The command localL computes the neighbourhood density function,
  a local version of the \(L\)-function (Besag's transformation of Ripley's
  \(K\)-function) that was proposed by Getis and Franklin (1987).
  The command localK computes the corresponding
  local analogue of the K-function.
Given a spatial point pattern X, the neighbourhood density function
  \(L_i(r)\) associated with the \(i\)th point
  in X is computed by
  $$
    L_i(r) = \sqrt{\frac a {(n-1) \pi} \sum_j e_{ij}}
  $$
  where the sum is over all points \(j \neq i\) that lie
  within a distance \(r\) of the \(i\)th point, 
  \(a\) is the area of the observation window, \(n\) is the number
  of points in X, and \(e_{ij}\) is an edge correction
  term (as described in Kest).
  The value of \(L_i(r)\) can also be interpreted as one
  of the summands that contributes to the global estimate of the L
  function.
By default, the function \(L_i(r)\) or
  \(K_i(r)\) is computed for a range of \(r\) values
  for each point \(i\).
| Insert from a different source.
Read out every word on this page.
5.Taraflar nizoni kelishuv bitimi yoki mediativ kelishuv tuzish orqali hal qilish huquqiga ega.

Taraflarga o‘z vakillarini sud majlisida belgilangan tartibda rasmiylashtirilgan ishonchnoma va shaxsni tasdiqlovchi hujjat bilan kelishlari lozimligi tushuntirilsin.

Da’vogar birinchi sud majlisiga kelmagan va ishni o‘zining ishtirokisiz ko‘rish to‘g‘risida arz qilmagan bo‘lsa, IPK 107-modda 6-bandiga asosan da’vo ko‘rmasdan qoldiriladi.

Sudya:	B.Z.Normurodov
The results are stored as a function value
  table (object of class "fv") with a column of the table
  containing the function estimates for each point of the pattern
  X.
Alternatively, if the argument rvalue is given, and it is a
  single number, then the function will only be computed for this value
  of \(r\), and the results will be returned as a numeric vector,
  with one entry of the vector for each point of the pattern X.
Inhomogeneous counterparts of localK and localL
  are computed by localKinhom and localLinhom.